New electrostatic concept keeps panels clean while conserving resources
One concern we often hear from homeowners who are first learning about solar is that solar panels will require difficult cleaning and maintenance in order to operate at full efficiency. Nobody likes the idea of having to climb up on their roof on a regular basis to clean their solar panels! Fortunately, those concerns are largely unfounded – an occasional quick spray with a good hose from ground level is all the “maintenance” most rooftop residential solar installs need.
For ground-mounted solar panels, cleaning is a bit more of a concern. Although ground-mounted panels, like rooftop ones, are typically mounted at an angle which allows debris such as fallen leaves to slide off, buildup of dust and dirt is inevitably more prevalent. In a relatively small, residential system, this may seem like no big deal. For utility-scale solar installations that use acres of ground-mounted panels, it’s a different story. Cleaning takes on even greater significance when we consider the fact that many large-scale ground-mount solar “farms” are located in desert areas where sunlight is abundant, but dust is as well – while water for cleaning panels is obviously scarce.
Researchers at MIT are working on one possible solution to the problem of keeping ground-mounted solar panels clean without having to invest so much in labor and resources that it compromises solar’s eco-friendly impact. Their system is based on the principle of electrostatic repulsion. By imparting a positive electric charge to the particles of dust which accumulate on a solar panel’s surface, and a negative charge to the panel itself, the system causes the dust to simply lift away without the need for spraying or scrubbing.

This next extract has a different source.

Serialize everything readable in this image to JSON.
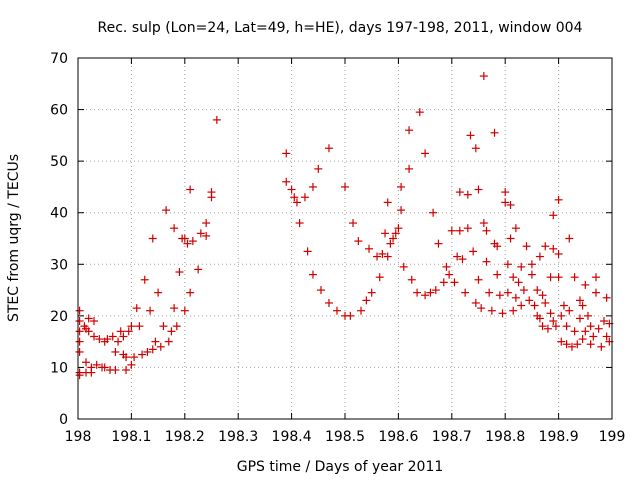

Cleaning solar panels currently uses billions of gallons of water every year – enough to supply drinking water, it’s estimated, for 2 billion people. Worse, in desert areas, all of that water has to be trucked in from a long distance away. Perfecting a water-less cleaning system that could be applied to even a fraction of the ground-mount solar panels currently in use would allow that water to be redirected to other uses.
With solar panel technology having reached a high level of maturity, much of the research in the solar space is focused on ways to make utilizing solar technology on a large scale easier. Although panel technology itself will continue to improve in areas like efficiency, finding ways to reduce the amount of resources needed to deploy and maintain solar could unlock much more potential. Keeping ground-mount solar panels in large-scale installations clean without having to transport and expend precious water is one way that solar can have an even greater positive sustainability impact.